Bill Clinton (and Ross Perot) denied him re-election in 1988

Well, I know who I'm not taking seriously about politics anymore.
posted by Aquaman at 11:31 AM on October 25, 2012


The collapse of Lehmen Brothers has had no impact on America's foreign policy

Maybe not directly... but it is a significant touchstone. International finance, much of it run out of NYC(at least nominally) is a key force in understanding the power structures of today, plenty of people argue that it is the defining force, here's some discussion of it, but anyone trying to define or understand the "NWO" of today would be foolish not to discuss the 2008 financial crisis -- the GDP hit it caused the US was enough in-of-itself to warrant a deeper look at our war funding, but it also impacts reserve currencies, bond rates, all of which suggest there are very deep and complex structural problems with US (and by extension global) capitalism.

One thing many Americans seem to have forgotten was that the 2008 financial crisis caused a fairly short and intense commodities bubble (as people fled one market for another) which cause food shortages / price spikes and numerous food riots. I don't have the data to prove this, but food rioting surely has an impact on the Arab Spring, it is certainly one more stress on those populations to make them willing to engage in the chaos that is Libya, Syria, etc.

There was an FPP on Adam Curtis yesterday and while he writes on a different sort of scale, the conclusions I think are similar and both are close to my own heart: no one is really running the fun house anymore, and it was/has been somewhat illusionary to believe that there ever was much of a time when a few actors (like the "US") could exert significant and controlling influence.

Demographics, the next ~60 years, aren't looking pretty, that force alone (not to even begin a discussion of climate change) is going to destroy and recreate many, many of today's power structures.
posted by Shit Parade at 11:36 AM on October 25, 2012


the GDP hit it caused the US was enough in-of-itself to warrant a deeper look at our war funding

...which Future President Romney pledged in the last debate to totally ignore in his plans to pump up the Military and the Deficit/TaxRateForNon-Millionaires.

But with America's economic power on the wane (and Romneyites heading for the door to export it), military power is the only way to ensure that the U.S. does not fade into obscurity becoming just another nation.
posted by oneswellfoop at 11:44 AM on October 25, 2012


Most popular link on the Guardian: "- Obama moves to make the War on Terror permanent" - "Complete with a newly coined, creepy Orwellian euphemism – 'disposition matrix' – the administration institutionalizes the most extremist powers a government can claim" - by Glenn Greenwald.

And the NWO is over? I like Milne, but just no way.
posted by marienbad at 12:16 PM on October 25, 2012


I think it's been posted before, but this article is relevant:

The Waning of the Modern Ages: Time to Abolish the American Dream

the NWO is over?

I don't know. I sort of agree with the article. August 2008 demonstrated that Russia doesn't give a fuck what the U.S. says or does.

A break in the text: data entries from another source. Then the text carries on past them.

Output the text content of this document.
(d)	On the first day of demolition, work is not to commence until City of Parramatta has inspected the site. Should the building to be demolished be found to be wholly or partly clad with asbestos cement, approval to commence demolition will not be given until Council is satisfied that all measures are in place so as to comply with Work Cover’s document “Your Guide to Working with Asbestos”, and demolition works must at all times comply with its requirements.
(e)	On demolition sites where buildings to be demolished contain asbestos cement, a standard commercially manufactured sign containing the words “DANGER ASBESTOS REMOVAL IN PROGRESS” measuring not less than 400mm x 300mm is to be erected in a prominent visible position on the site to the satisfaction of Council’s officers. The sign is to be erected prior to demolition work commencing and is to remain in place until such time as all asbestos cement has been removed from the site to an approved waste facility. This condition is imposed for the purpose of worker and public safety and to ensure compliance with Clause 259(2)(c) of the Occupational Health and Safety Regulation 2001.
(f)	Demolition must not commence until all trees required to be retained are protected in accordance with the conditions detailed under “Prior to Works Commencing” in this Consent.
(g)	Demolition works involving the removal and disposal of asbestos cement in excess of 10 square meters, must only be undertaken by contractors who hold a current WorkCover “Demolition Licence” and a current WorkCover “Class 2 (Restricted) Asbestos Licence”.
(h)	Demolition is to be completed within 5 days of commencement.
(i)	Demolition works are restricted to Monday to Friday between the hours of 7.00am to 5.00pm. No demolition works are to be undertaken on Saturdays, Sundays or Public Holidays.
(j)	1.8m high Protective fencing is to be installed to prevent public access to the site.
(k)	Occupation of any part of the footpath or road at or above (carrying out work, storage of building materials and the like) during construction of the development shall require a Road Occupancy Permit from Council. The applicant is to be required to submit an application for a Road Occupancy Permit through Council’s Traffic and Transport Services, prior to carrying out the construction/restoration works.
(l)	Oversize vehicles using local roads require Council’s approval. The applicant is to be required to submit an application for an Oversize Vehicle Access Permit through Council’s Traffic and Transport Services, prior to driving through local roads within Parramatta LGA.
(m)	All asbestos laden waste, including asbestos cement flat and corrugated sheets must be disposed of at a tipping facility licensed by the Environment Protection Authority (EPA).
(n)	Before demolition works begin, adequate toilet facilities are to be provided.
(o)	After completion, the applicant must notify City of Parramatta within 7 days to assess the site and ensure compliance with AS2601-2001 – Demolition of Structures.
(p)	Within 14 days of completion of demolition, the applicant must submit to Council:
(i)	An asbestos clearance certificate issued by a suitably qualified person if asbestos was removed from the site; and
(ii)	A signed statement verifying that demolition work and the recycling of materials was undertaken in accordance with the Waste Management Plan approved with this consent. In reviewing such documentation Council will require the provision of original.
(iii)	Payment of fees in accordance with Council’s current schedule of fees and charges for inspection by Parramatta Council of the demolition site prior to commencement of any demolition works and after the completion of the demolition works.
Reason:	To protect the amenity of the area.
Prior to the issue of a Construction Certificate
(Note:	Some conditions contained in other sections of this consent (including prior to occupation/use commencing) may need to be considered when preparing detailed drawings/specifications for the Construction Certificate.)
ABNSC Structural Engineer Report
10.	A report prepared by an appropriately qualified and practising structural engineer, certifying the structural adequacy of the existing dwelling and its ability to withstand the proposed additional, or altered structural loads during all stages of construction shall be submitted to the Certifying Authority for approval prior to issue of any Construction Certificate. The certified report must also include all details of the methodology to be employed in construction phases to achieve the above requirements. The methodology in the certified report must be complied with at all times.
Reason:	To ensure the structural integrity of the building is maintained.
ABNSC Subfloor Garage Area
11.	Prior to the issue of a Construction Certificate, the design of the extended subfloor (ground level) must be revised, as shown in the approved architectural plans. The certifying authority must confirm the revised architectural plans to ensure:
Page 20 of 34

If there's any sort of NWO, it will be based around copyright protections and/or drug laws.
posted by mrgrimm at 12:27 PM on October 25, 2012


And the NWO is over?

The New World Order (as an explicitly American thing declared by George Bush Sr) is over, I think. That doesn't mean that America has no power anymore. It just doesn't have THE power. It doesn't mean that all manner of nasty shit won't be perpetrated in the name of American interests. It just means that now (versus 1989), there will be other players and if America is smart (ie: not being led by a moron like Bush Jr) it will figure out how to partner up with some of these other players, share the risks and the plunder, maybe bend a little, not be so driven by (and believing in) Manifest Destiny. Because that's the thing that's really dead now, I think, that was waxing most profoundly around the time Bush Jr slithered into the White House ... and it's been on a terminal wane ever since.
posted by philip-random at 12:35 PM on October 25, 2012


So, not that I'm a fan of imperialism by any stretch, but I'd argue that we haven't really seen the limits of America's military capacity. We've only seen its limits under very poor management combined with shaky buy-in from its people. Get the whole nation mobilized for a genuine threat and there'd be a whole new level of magnitude.

But oh, if only we could find a way to convince this country that we really don't need to throw our military might around and/or pretend we're the boss of everyone. The fact that we can lose four Americans in an attack in Libya (which, granted, was tragic and criminal) and have that spun into a show of how the sitting President doesn't control everything everywhere and is therefore weak and incompetent says a lot about the mindset of at least half of my big dumb country. :/
posted by scaryblackdeath at 1:16 PM on October 25, 2012 [3 favorites]


We humans sure do want there to be one single thing that explains everything that goes on in the world.
posted by benito.strauss at 2:17 PM on October 25, 2012 [2 favorites]


Really interesting and well-written article. I can't say I agree or disagree because I'm still thinking it over, but at first blush I think he gives too much credit to the success of change on Latin America, when he writes: Two decades after we had been assured there could be no alternatives to neoliberal capitalism, Latin Americans were creating them.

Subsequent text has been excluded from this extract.